Angels sweep Tigers, close in on wild card
Zack Greinke continued settling into his life as an Angel on Sunday as his team cozied up some more to a wild-card playoff spot.
The right-hander acquired in late July for the playoff chase won his fourth consecutive start and fifth in six games, producing a seven-inning effort in a 3-2 victory to cap a three-game sweep of the Detroit Tigers in the Angels’ 15th win in 18 games.
Angels relievers Kevin Jepsen and Ernesto Frieri each walked the leadoff men in the eighth and ninth innings, but Frieri escaped the jams by throwing 38 pitches and surviving a two-out error by Angels third baseman Alberto Callaspo in the ninth.
With a teammate at second base, Detroit’s Jhonny Peralta grounded into a fielder’s choice out to Callaspo to end the game.
The Angels (77-63) sliced a half-game off their pursuit of an American League wild-card spot. They trail Baltimore by 1 1/2 games with 22 games remaining.
For the second consecutive game, Angels center fielder Mike Trout opened the first inning with a home run – a powerful blast just right of dead center off Detroit starter Anibal Sanchez.
Trout’s leadoff homer was his 27th from the spot, breaking the team record accomplished by Tony Phillips in 1995 and Brian Downing in 1982.

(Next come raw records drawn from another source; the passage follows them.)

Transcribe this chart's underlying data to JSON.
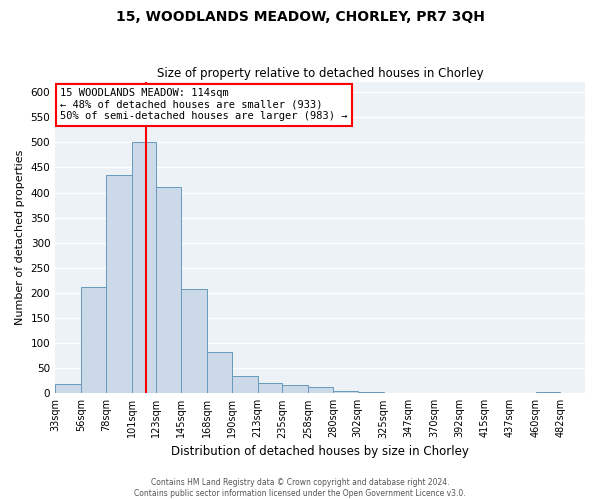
{
  "title": "15, WOODLANDS MEADOW, CHORLEY, PR7 3QH",
  "subtitle": "Size of property relative to detached houses in Chorley",
  "xlabel": "Distribution of detached houses by size in Chorley",
  "ylabel": "Number of detached properties",
  "footer_line1": "Contains HM Land Registry data © Crown copyright and database right 2024.",
  "footer_line2": "Contains public sector information licensed under the Open Government Licence v3.0.",
  "annotation_line1": "15 WOODLANDS MEADOW: 114sqm",
  "annotation_line2": "← 48% of detached houses are smaller (933)",
  "annotation_line3": "50% of semi-detached houses are larger (983) →",
  "property_size": 114,
  "bar_color": "#ccd9e8",
  "bar_edge_color": "#6699bb",
  "vline_color": "red",
  "vline_x": 114,
  "annotation_box_edgecolor": "red",
  "bins": [
    33,
    56,
    78,
    101,
    123,
    145,
    168,
    190,
    213,
    235,
    258,
    280,
    302,
    325,
    347,
    370,
    392,
    415,
    437,
    460,
    482
  ],
  "heights": [
    18,
    212,
    435,
    500,
    410,
    207,
    83,
    35,
    20,
    17,
    12,
    5,
    2,
    0,
    0,
    0,
    0,
    0,
    0,
    3
  ],
  "ylim": [
    0,
    620
  ],
  "yticks": [
    0,
    50,
    100,
    150,
    200,
    250,
    300,
    350,
    400,
    450,
    500,
    550,
    600
  ],
  "bg_color": "#edf2f7",
  "grid_color": "white",
  "title_fontsize": 10,
  "subtitle_fontsize": 8.5,
  "ylabel_fontsize": 8,
  "xlabel_fontsize": 8.5,
  "tick_labelsize": 7.5,
  "ann_fontsize": 7.5,
  "footer_fontsize": 5.5
}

The Angels extended the lead to 3-0 in the second when Erick Aybar singled to right and Callaspo slugged his ninth homer of the season, over the right-field wall.
Sanchez (2-5), acquired like Greinke for the pennant race from the Miami Marlins on July 23, had given up just two earned runs in his previous 19 2/3 innings over three starts.
Greinke (5-2) won the battle by exhibiting precise control of an arsenal that included a wicked curve that made Detroit’s No. 5 hitter Delmon Young look foolish when he tried chasing it and struck out to close the fourth inning.
Greinke struck out seven.
His biggest miscue was a 3-2 pitch to Detroit’s Andy Dirks that the left-handed batter smacked over the wall in right field in the fourth inning.
The Tigers edged within 3-2 in the seventh when shortstop Aybar bounced a throw to the Tigers’ dugout on Young’s infield single toward the third-base side, and Brennan Boesch followed with a run-scoring double to left.
In the eighth, Jepsen committed the Cardinal sin of a leadoff walk. A sacrifice bunt followed. But defensive-replacement center fielder Peter Bourjos tracked down and caught Austin Jackson’s flare to shallow center.
Closer Frieri was then summoned and struck out Dirks.
Detroit pressured Greinke in the sixth when speedy leadoff man Jackson singled and Dirks drew a 3-0 count that caused Greinke to snap his glove at the plate umpire after the ball-three call.
On the next pitch, Jackson tried to steal his 12th base, but catcher Chris Iannetta fired a throw that allowed Aybar to tag Jackson out by the slightest of measures.
A pitch later, Greinke unloaded a 75-mph pitch that caused Dirks to strike out swinging.